- The Washington Times - Monday, October 16, 2006

“I’m flabbergasted,” Mike Sellers said.

That’s as good a reaction to the Redskins’ latest catastrophe — yesterday’s 25-22 home loss to the previously winless Titans — as any. Makes a lot more of an impression than shocked or stunned or any other synonym for incredulity.

And yet, why should Sellers be flabbergasted by the depths to which the Redskins have sunk? Wasn’t this team outgained 411-164 by the Giants just a week ago? For that matter, didn’t this team get beat at home last year by the now-flirting-with-0-16 Raiders? Sellers should be beyond flabbergasting — as should we all.

It’s a great word, though, containing both “flab” (which the roster would appear to have plenty of) and “gas” (denoting the hot air of preseason expectations). All those bold predictions of going deep into the playoffs, of playing the NFC title game at FedEx Field — in front of Our 92,000 — seem pretty silly now. A much more realistic goal for the Redskins is simply a winning season. At 2-4 — with a trip to Indianapolis next on the itinerary — they’ve got one cleat dangling over the abyss.

“We can’t let teams hang around on us,” Jon Jansen said. “When we do, this is what happens.”

What happens is: They lose to the Vikings, almost lose to the Jaguars (after leading by 10 in the fourth quarter) and then lose to the Titans.

What happens is: People begin to wonder whether they’re Just An Average NFL Club … that’s obscenely well paid.

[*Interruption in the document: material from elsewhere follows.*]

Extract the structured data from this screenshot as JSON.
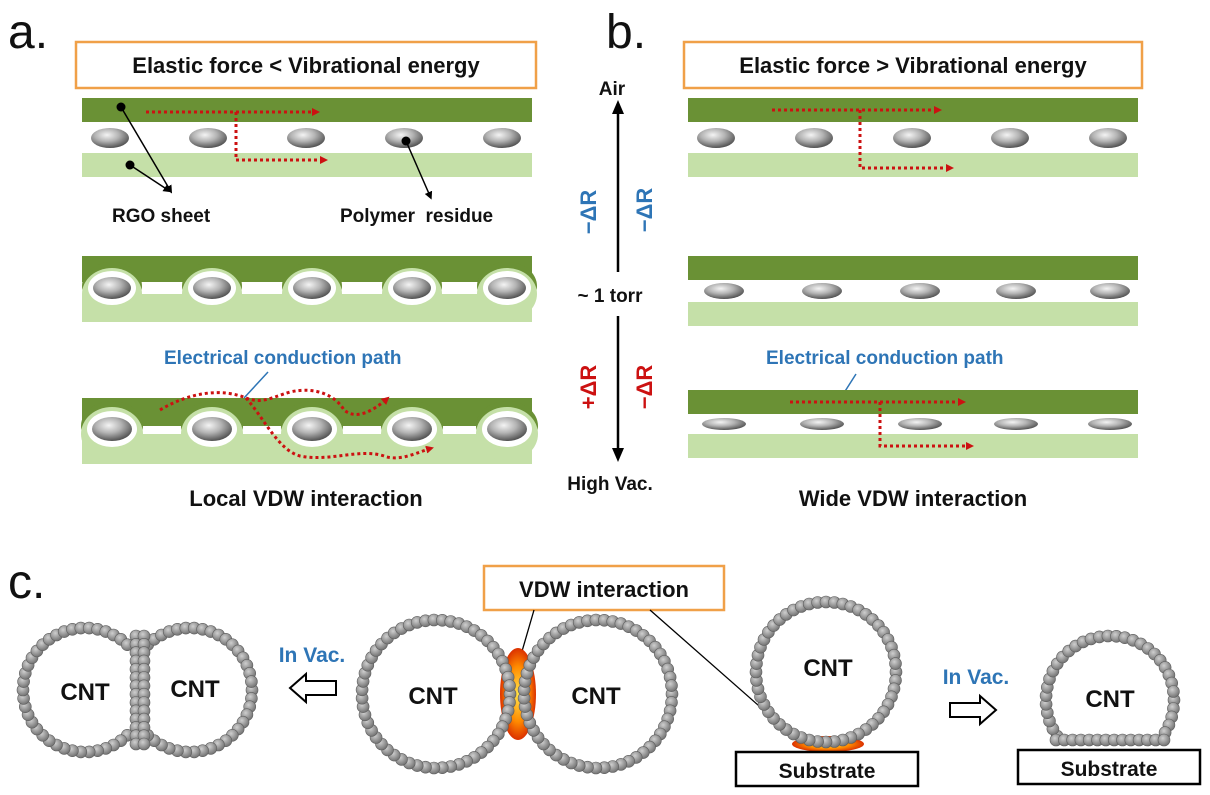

When you can’t distinguish yourself from an 0-5 team — in a game you simply have to have — well, it raises all kinds of unpleasant questions. Questions like: What does it say about your quarterback when he gets outplayed by a rookie who had never won an NFL game before? Questions like: At what point does Joe Gibbs stop wasting everybody’s time and start getting the Snydermen ready for next year?

“The season’s not over,” Jansen insisted. “We’ve been in bigger holes before and dug out of ‘em.”

True enough. In 2001, his third season, the Redskins started 0-5 under Marty Schottenheimer and finished 8-8. But they also started 2-4 two years ago and finished 6-10. And in neither case, you may recall, did they make the playoffs.

Here’s hoping the Titans gave Gibbs some ideas — in particular, the idea of playing his young quarterback, Jason Campbell. Tennessee’s Vince Young is far from polished, but — as he showed yesterday — he has enough raw ability to lead a rebuilding club to victory in the NFL’s biggest stadium. By the end of the season, assuming he can stay upright, he’ll be over most of his growing pains, and his team will be ready to rock.

“I’d say they’ve got a real exceptional football player — real cool, calm,” Coach Joe said of the kid QB. “He can run, and he was pinpoint [with his passes] on a number of things.”

So the early returns are already in on Young, just six games into his career. But how much do the Redskins know about Campbell, who’s now one year and six games into his career? Answer: Precious little. He’s seen some action in the preseason but never in a Real Game. From the beginning, Gibbs has been ultraprotective of him, preferring to give a thorough grounding in the ways of the NFL before throwing him to the Strahans.

But the time is fast approaching when it will serve no worthwhile purpose to keep playing Brunell. That time, in fact, may only be seven days away — if, that is, the Redskins slink home from Indy with a 2-5 record. With a bye week coming up and games against the Cowboys, Eagles (two), Panthers, Falcons, Saints, Rams and Giants looming, it would behoove Gibbs to face reality and make the switch to Campbell.

Will he, though? I wouldn’t count on it. The Redskins, after all, overcame a 5-6 start last season, and there will be those in Ashburn who think they can do it again. The circumstances then were much different, though; Gregg Williams’ defense was playing significantly better, and the schedule was significantly kinder.

It’s at moments like these, Marcus Washington said, that “you learn about the guys on your team.” It’s also at moments like these that you learn about the coaches, especially the head guy. Are a few more victories between now and January — but no playoff berth — worth holding off the future, worth delaying Campbell’s development? Is a prettier final record more important than next year and the year after?

This much is clear: The natives are getting extremely antsy. They were reaching for the booze — and the boos — as the Redskins blew a 14-3 lead to the Titans. It’s never a pleasant experience watching an opposing running back brutalize your defense for a career-high 178 yards. Nor is it much fun watching your quarterback badly underthrow a receiver with a minute remaining, resulting in the game-clinching interception.

If that wasn’t the Valley of Death that Brunell and the Redskins rode into yesterday, they can certainly see it from there.